Babe had as useless a trousseau, and as filled with extravagant pink-and-blue and lacy and frilly things as any daughter of doting parents. Jo seemed to find a grim pleasure in providing them. But it left him pretty well pinched. After Babe’s marriage (she insisted that they call her Estelle now) Jo sold the house on Calumet. He and Carrie took one of those little flats that were springing up, seemingly over night, all through Chicago’s South Side.

There was nothing domestic about Carrie. She had given up teaching two years before, and had gone into Social Service work on the West Side. She had what is known as a legal mind—hard, clear, orderly—and she made a great success of it. Her dream was to live at the Settlement House and give all her time to the work. Upon the little household she bestowed a certain amount of grim, capable attention. It was the same kind of attention she would have given a piece of machinery whose oiling and running had been entrusted to her care. She hated it, and didn’t hesitate to say so.

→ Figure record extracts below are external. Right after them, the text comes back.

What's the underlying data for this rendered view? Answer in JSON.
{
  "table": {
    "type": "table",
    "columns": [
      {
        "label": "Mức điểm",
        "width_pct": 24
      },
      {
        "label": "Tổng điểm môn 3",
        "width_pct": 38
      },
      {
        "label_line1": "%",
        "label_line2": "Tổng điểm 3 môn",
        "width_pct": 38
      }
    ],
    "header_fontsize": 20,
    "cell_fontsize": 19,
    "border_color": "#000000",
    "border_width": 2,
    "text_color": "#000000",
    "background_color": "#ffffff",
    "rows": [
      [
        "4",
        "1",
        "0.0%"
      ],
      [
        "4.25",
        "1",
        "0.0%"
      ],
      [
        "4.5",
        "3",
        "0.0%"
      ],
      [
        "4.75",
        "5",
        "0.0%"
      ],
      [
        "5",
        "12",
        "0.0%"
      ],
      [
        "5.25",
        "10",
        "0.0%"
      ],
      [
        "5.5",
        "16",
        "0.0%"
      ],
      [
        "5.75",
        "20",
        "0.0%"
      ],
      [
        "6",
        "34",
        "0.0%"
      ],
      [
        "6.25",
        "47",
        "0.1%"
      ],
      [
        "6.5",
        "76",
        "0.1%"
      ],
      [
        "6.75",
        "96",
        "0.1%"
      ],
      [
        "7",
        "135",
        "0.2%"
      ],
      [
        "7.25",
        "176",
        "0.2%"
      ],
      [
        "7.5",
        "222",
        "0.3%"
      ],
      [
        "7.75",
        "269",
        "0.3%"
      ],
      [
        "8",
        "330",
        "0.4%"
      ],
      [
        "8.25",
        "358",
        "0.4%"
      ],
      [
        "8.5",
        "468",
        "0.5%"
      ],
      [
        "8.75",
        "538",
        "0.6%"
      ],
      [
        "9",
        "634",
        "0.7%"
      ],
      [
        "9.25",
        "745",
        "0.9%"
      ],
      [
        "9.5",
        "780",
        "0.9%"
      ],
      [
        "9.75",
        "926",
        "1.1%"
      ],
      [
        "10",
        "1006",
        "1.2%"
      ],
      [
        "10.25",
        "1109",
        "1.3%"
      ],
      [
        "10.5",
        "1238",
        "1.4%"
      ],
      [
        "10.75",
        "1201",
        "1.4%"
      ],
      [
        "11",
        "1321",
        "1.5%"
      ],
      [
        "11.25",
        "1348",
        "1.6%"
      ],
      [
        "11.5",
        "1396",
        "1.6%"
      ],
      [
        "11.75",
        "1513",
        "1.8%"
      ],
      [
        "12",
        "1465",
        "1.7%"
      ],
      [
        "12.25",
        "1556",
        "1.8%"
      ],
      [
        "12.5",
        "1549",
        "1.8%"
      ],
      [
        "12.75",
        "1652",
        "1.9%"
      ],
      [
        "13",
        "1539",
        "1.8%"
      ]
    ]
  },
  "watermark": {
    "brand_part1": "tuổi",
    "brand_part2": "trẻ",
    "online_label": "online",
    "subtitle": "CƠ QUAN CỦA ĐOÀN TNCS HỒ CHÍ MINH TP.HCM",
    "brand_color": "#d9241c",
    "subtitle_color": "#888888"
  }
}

Jo took to prowling about department store basements, and household goods sections. He was always sending home a bargain in a ham, or a sack of potatoes, or fifty pounds of sugar, or a window clamp, or a new kind of paring knife. He was forever doing odd little jobs that the janitor should have done. It was the domestic in him claiming its own.

Then, one night, Carrie came home with a dull glow in her leathery cheeks, and her eyes alight with resolve. They had what she called a plain talk.